Even with the stock’s move, Marriott’s room revenue picture isn’t particularly straightforward. The U.S. select-service segment, aimed at cost-minded travelers, booked a 1.8% drop in room revenue for the quarter. On the other hand, domestic luxury properties posted a 4.9% increase. LSEG data pegged average analyst forecasts for 2026 RevPAR growth at roughly 2.3%, right in the middle of Marriott’s own 1.5% to 2.5% guidance. Adjusted earnings landed at $2.58 a share, missing profit forecasts, while revenue at $6.69 billion edged past what the Street was looking for.

Shares rebounded, signaling investors are relieved things didn’t deteriorate further—and Marriott’s still able to send cash back to shareholders, despite weaker U.S. room growth at the budget end. There’s also a bet here: as long as the development pipeline expands, fee income should keep climbing, no matter if room demand wobbles.

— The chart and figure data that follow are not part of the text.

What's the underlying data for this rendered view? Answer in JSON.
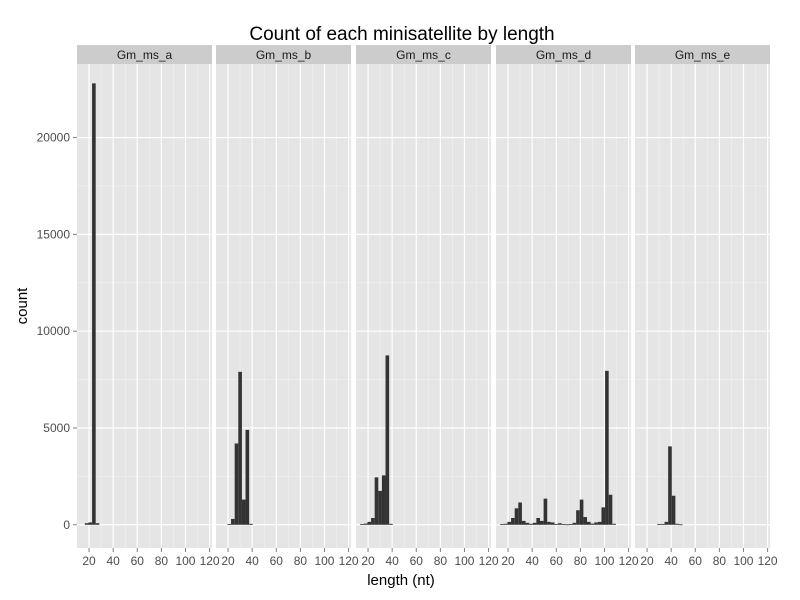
{
  "chart_data": {
    "type": "bar",
    "title": "Count of each minisatellite by length",
    "xlabel": "length (nt)",
    "ylabel": "count",
    "xlim": [
      10,
      122
    ],
    "ylim": [
      -1200,
      23800
    ],
    "x_ticks": [
      20,
      40,
      60,
      80,
      100,
      120
    ],
    "y_ticks": [
      0,
      5000,
      10000,
      15000,
      20000
    ],
    "bin_width": 3,
    "grid": true,
    "bar_color": "#333333",
    "panel_background": "#e5e5e5",
    "strip_background": "#cccccc",
    "facets": [
      {
        "name": "Gm_ms_a",
        "x": [
          18,
          21,
          24,
          27
        ],
        "values": [
          80,
          120,
          22800,
          80
        ]
      },
      {
        "name": "Gm_ms_b",
        "x": [
          21,
          24,
          27,
          30,
          33,
          36,
          39
        ],
        "values": [
          30,
          300,
          4200,
          7900,
          1300,
          4900,
          50
        ]
      },
      {
        "name": "Gm_ms_c",
        "x": [
          15,
          18,
          21,
          24,
          27,
          30,
          33,
          36,
          39
        ],
        "values": [
          30,
          60,
          150,
          350,
          2450,
          1750,
          2550,
          8750,
          50
        ]
      },
      {
        "name": "Gm_ms_d",
        "x": [
          15,
          18,
          21,
          24,
          27,
          30,
          33,
          36,
          39,
          42,
          45,
          48,
          51,
          54,
          57,
          60,
          63,
          66,
          69,
          72,
          75,
          78,
          81,
          84,
          87,
          90,
          93,
          96,
          99,
          102,
          105,
          108
        ],
        "values": [
          30,
          50,
          150,
          350,
          850,
          1150,
          200,
          100,
          50,
          100,
          350,
          200,
          1350,
          150,
          120,
          40,
          80,
          30,
          20,
          40,
          100,
          750,
          1300,
          400,
          150,
          60,
          120,
          150,
          900,
          7950,
          1550,
          50
        ]
      },
      {
        "name": "Gm_ms_e",
        "x": [
          30,
          33,
          36,
          39,
          42,
          45,
          48
        ],
        "values": [
          30,
          40,
          150,
          4050,
          1500,
          50,
          20
        ]
      }
    ]
  }
}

During the call, Capuano told analysts Marriott is projecting adjusted diluted EPS growth of 13% to 15% for 2026, adding that the World Cup should tack on an extra 30 to 35 basis points—hundredths of a percentage point—to global RevPAR. That forecast, he noted, banks on a “relatively steady macroeconomic environment” and doesn’t account for any effect from ongoing discussions to rework U.S. co-branded credit card agreements. Marriott expects to sort those deals out later this year, Capuano added. Finance chief Leenie Oberg described the expected 4.5% to 5% net rooms growth as “organic.” Investing.com

The risk scenario practically writes itself. Should the trade-down accelerate and value shoppers pare visits more, that squeeze could ripple upward, making it tougher to push through rate hikes. A prolonged government shutdown would likely suppress business travel as well. Then there’s the credit-card talks—uncertainties there could shuffle fee income and shift timing, leaving current guidance behind.

Hilton Worldwide is on deck with quarterly results due Feb. 11, with Hyatt Hotels lined up the next day, Feb. 12. Investors will be parsing their RevPAR updates for signs they match Marriott’s recent pattern: luxury bookings staying strong, while budget segments slip.